Too many people let their passions get the best of them. We've all met, for example, that devotee of architecture who'll lecture ad infinitum about "the skewed geometry of the plan."
Filmmakers Mike Bernard and Gavin Froome don't do that, and that's why their film, Coast Modern, is doing well.
The film, which premiered in May 2012, has recently been released as a two-DVD set (the second disk provides additional architect interviews, among other bonuses), and has proven a winner on iTunes. In Canada, it came in as number two among paid downloads, and in the United States among the top ten, Froome says. It is available in several other countries.
But what's gotten Froome excited is the reaction from everyday folks at screenings—like the "great bunch of kids in Burlington, Vermont."

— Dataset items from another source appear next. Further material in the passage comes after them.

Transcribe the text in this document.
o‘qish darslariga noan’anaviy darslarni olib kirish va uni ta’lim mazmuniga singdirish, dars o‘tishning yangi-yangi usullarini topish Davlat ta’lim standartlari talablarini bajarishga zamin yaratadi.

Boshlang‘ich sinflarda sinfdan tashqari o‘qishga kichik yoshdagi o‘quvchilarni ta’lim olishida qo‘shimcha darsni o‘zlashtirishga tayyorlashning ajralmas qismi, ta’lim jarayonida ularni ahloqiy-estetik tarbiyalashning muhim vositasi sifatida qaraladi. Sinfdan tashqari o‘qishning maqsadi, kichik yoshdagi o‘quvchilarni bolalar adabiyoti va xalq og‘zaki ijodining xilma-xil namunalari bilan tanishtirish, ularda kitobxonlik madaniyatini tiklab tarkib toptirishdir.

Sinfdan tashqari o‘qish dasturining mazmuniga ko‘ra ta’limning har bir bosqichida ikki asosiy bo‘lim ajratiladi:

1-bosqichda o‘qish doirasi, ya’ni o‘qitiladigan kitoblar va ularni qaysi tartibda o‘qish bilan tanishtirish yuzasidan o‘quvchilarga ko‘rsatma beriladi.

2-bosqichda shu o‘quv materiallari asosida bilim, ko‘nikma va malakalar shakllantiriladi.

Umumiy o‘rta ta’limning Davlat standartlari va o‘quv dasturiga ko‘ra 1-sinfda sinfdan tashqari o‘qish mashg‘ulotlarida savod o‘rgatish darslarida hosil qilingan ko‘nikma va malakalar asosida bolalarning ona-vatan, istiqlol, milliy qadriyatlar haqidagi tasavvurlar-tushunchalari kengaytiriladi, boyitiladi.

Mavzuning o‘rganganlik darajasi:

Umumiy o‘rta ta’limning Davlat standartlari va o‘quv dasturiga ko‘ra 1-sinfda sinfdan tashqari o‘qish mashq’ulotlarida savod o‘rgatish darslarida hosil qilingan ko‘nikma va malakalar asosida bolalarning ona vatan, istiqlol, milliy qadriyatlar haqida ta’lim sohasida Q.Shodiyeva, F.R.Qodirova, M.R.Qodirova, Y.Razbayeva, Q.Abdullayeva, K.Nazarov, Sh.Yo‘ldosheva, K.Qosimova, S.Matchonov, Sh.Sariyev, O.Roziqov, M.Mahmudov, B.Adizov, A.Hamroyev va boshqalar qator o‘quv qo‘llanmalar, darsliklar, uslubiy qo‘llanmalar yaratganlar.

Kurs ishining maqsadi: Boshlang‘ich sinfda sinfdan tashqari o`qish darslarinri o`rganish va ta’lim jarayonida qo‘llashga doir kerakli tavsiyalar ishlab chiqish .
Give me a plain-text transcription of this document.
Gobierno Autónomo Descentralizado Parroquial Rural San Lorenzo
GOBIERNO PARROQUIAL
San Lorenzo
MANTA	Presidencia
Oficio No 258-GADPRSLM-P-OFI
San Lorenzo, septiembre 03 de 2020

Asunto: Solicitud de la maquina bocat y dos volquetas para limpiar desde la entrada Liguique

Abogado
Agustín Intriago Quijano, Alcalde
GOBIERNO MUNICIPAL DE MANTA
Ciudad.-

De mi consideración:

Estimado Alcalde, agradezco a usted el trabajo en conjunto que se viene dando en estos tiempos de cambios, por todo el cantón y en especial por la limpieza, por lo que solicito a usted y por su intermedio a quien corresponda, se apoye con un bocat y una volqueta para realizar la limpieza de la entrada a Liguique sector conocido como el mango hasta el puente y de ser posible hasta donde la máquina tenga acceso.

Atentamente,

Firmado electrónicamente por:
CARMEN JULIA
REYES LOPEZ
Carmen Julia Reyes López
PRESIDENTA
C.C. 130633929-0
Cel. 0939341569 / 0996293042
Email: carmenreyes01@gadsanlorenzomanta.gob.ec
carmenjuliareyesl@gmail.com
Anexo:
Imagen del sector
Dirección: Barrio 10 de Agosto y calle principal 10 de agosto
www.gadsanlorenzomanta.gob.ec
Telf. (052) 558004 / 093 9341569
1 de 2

"It's a film that relates to real people with real lives, not just to architects," he says.
The film focuses on homes in California, the Pacific Northwest, and Canada, featuring interviews with homeowners, historians, and such architects as Ray Kappe, Michelle Kaufmann, and George Suyama. The camera roams, past families and their pets, through what Wallpaper magazine called "a mouth-watering array of domestic design."
"We wanted to make a film about architecture that would have an emotional context," Froome says. "We wanted to show that modernism is not an intellectual, white wall, unattainable aesthetic. It was designed on the West Coast for everybody—for children, for dogs, for insurance agents, for everybody."
Froome, who lives in an Eichler-like modern home by builder Bob Lewis in Vancouver, knows his architectural history. But the film, which was limited to 56 minutes because major funding came from a TV broadcaster, eschews detailed history for "bold gestures with short sequences," Froome says. "We made the case for preservation [of modern homes] in one sentence."
With its imagery of water dropping, of fog and bay views and bamboo, the film has an Asian, meditative quality that is enhanced by the music, most of it composed by Bernard and Froome, who share a background in design and music.
Coast Modern makes the case that modern residential architecture of the West Coast kind—"woodsy, organic, accessible," Froome says, "not the stark International Style or the East Coast style"—is good for your mental health and for your soul.
That's why the film is selling even in such far-flung locales as New Zealand, Froome surmises. "People are just interested in subtlety and humility and things in life that can make things richer and deeper. Good architecture can, it can make your life better."
Froome and Bernard argue that modernism was a failure, at least in the marketplace. "These were not houses that people lined up to buy," one resident of a modern home says. "This was a moment in time, and not enough people loved these houses."
Modernism, however, remains relevant today, as Froome and Bernard will explore in their next movie, which will focus on urbandensity, Froome says.
With more and more people and less and less open land, he wonders, "Where do we go from here?" The question becomes, "How to make cities beautiful," he says, "how we can learn from modernism."